CEO Micky Arison has decided to split the CEO and chairman offices of the largest cruise line in the world to improve governance practices after a few years of problems and tragedy.
ABC News reports that the decision to separate the offices was Arison's, and Arison will remain as chairman of the board. Arison had been CEO since 1979, and is being replaced by 12-year director Arnold W. Donald.
"I have been discussing this with the board for some time now and feel the timing is right to align our company with corporate governance best practices," Arison said in a statement.

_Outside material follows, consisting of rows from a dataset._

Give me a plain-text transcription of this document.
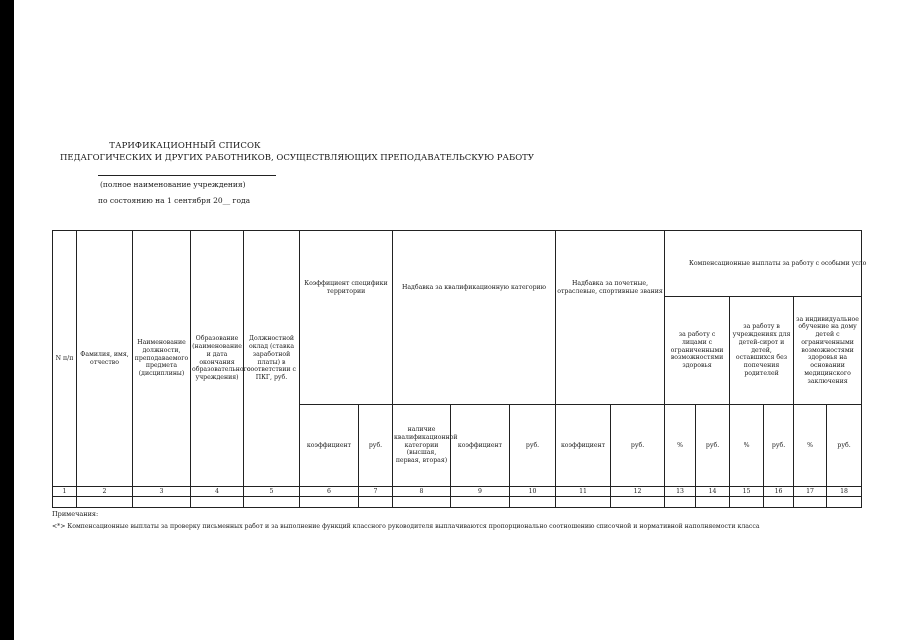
ТАРИФИКАЦИОННЫЙ СПИСОК
ПЕДАГОГИЧЕСКИХ И ДРУГИХ РАБОТНИКОВ, ОСУЩЕСТВЛЯЮЩИХ ПРЕПОДАВАТЕЛЬСКУЮ РАБОТУ
(полное наименование учреждения)
по состоянию на 1 сентября 20__ года
N п/п	Фамилия, имя, отчество	Наименование должности, преподаваемого предмета (дисциплины)	Образование (наименование и дата окончания образовательного учреждения)	Должностной оклад (ставка заработной платы) в соответствии с ПКГ, руб.	Коэффициент специфики территории		Надбавка за квалификационную категорию			Надбавка за почетные, отраслевые, спортивные звания		Компенсационные выплаты за работу с особыми усло					
												за работу с лицами с ограниченными возможностями здоровья		за работу в учреждениях для детей-сирот и детей, оставшихся без попечения родителей		за индивидуальное обучение на дому детей с ограниченными возможностями здоровья на основании медицинского заключения	
					коэффициент	руб.	наличие квалификационной категории (высшая, первая, вторая)	коэффициент	руб.	коэффициент	руб.	%	руб.	%	руб.	%	руб.
1	2	3	4	5	6	7	8	9	10	11	12	13	14	15	16	17	18

Примечания:
<*> Компенсационные выплаты за проверку письменных работ и за выполнение функций классного руководителя выплачиваются пропорционально соотношению списочной и нормативной наполняемости класса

He also promised shareholders that he was not going anywhere. " I will remain chairman and my plan is to continue in that role for the foreseeable future," Arison said.
News of the move and that Arison was staying on caused a 5 percent spike in stock prices for Carnival.
Carnival Cruise Lines is the largest cruise company in the world, and is based in Miami, Fla. The cruise line went through major expansion and success under Arison, reports Reuters. The company purchased several other smaller cruise lines, including Holland America, Cunard, and P&O Princess Cruises and became a leader in the industry.
Carnival ships have had problems in the past few years, and they have had to offer incredible discounts to attract customers.
Several ships have had power loss, and in February, the Carnival Triumph had a fire in its engine room, which caused a power outage and a sewage backup, and stranded 4,000 passengers. However, the most devastating loss came in 2011, when their ship, Costa Concordia, ran aground and killed 30 people.
The disasters prompted Carnival to spend between $600 million and $700 million in improvements to prevent such events from happening again. Those improvements include emergency generators for power outages, two engine rooms in case one fails, and the most technologically advanced fire detection, suppression and prevention systems.